We have tried this tuning method (EDIT: Lambda Tunning for speed control) and it works well for our drive-base
you just need to capture the information in a log, graph it and do the calculations.

*It would be helpful if folks posting about their favorite PID tuning method would state whether they are using said method to tune for a speed or a position setpoint

Here’s what I’ve done for PID that seems to work very well for us.

We’ve used it for:
Velocity PID on flywheel shooter
Position PID on window motor for bridge stinger
Position PID on window motor for turret
Position PID on climber
Position PID on elevator

To avoid breaking things, I start with p = .00001, so nothing happens. I increase p by one order of magnitude until the thing starts moving. At this point, we make sure that the mechanism is heading in the right direction. Finally, we increase P until the steady state error is 3 to 5 times larger than our largest acceptable error. This value usually ends up being near half the P value that causes uncontrollable acceleration. At this point, we slowly increase I (start with .00001, increase by orders of magnitude until something happens, then by increasingly smaller amounts) until the mechanism reaches the setpoint, even if it oscillates on reaching the setpoint. Then, we increase D very slowly (start at .00001, increase by order of magnitudes).

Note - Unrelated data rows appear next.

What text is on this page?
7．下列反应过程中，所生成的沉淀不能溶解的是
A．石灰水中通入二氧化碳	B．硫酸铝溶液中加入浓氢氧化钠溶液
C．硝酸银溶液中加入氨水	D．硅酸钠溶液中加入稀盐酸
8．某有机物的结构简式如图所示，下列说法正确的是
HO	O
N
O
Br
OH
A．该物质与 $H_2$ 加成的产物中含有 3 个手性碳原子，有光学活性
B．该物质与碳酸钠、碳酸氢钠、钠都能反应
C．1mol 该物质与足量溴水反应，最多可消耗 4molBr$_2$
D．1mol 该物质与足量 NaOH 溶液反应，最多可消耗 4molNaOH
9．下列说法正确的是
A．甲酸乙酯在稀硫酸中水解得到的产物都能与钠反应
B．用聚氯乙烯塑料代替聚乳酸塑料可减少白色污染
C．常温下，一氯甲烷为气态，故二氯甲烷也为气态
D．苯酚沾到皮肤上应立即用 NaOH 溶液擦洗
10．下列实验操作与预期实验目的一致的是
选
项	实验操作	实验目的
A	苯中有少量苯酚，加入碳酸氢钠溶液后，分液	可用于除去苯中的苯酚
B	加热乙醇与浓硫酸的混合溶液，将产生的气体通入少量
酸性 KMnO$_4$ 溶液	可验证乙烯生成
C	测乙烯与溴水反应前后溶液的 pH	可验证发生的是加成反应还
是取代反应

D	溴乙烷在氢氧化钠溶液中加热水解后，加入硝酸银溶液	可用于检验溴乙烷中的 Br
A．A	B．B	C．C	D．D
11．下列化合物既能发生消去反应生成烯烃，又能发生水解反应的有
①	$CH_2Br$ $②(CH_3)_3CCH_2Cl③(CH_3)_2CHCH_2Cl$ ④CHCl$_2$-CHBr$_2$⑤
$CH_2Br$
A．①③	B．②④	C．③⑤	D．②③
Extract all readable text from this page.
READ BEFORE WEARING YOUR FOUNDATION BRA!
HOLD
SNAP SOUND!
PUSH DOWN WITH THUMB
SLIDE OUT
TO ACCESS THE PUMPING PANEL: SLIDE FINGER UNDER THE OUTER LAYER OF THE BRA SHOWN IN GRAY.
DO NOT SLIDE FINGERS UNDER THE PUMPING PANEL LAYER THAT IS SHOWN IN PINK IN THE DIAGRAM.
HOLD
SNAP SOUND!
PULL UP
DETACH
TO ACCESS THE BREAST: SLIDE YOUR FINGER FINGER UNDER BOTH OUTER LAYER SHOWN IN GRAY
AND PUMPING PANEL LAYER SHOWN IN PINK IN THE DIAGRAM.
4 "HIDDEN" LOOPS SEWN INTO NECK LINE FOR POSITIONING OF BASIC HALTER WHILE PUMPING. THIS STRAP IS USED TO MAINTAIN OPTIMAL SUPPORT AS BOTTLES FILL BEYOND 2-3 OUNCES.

If D ends up too large and causes oscillations, use more low pass filter on your sensor data (or use a moving average with more samples).

It could be runaway, though that seems unlikely after passing through the previous steps in this process.

The likelihood was not in question. The “ensure” part was open-ended.

The great thing about PI controllers is that they will drive your error to zero, and are relatively robust. Imagine trying to stay 100 feet behind another car using a P or PD controller to press the accelerator pedal. You will never reach a steady state – when you have zero error and zero acceleration you won’t be pressing on the accelerator! On top of that, real world signals are noisy - differentiating them makes them even noisier, and filtering slows them down. This doesn’t make them unworkable – just not always desirable.

I stay on the mechanical side of FIRST robots, so I am somewhat clueless as to the implementation in the default code. What are the units on the integrated error? Is it errorframe or errorsecond? error*frame would be a much larger value, and explain why you need such a small value for Ki.

The answer is often integrator management. This means, when the integrator is not helpful, you turn it off. The great thing about integrators is that they will do everything in their power to satisfy the command. The bad thing about integrators is that they will do everything in their power to satisfy the command. A step command of the full length of the field is going to wind up the integrator. Your robot can’t satisfy the command of being 54 feet away in .1 second. One way to avoid this is to not command 54 feet in .1 second, instead ramp it in over several seconds. See this post by Ether. Another way to is to shut off the integrator for most of the travel – just start counting when you are close to the final value to make sure you achieve the commanded position. Or you limit the integrator’s authority to some fraction of the maximum command.

I read “and not oscillating” in OP above as a clarification; in some contexts (acoustics, radio, etc), oscillating is considered stable. This is not one of those contexts.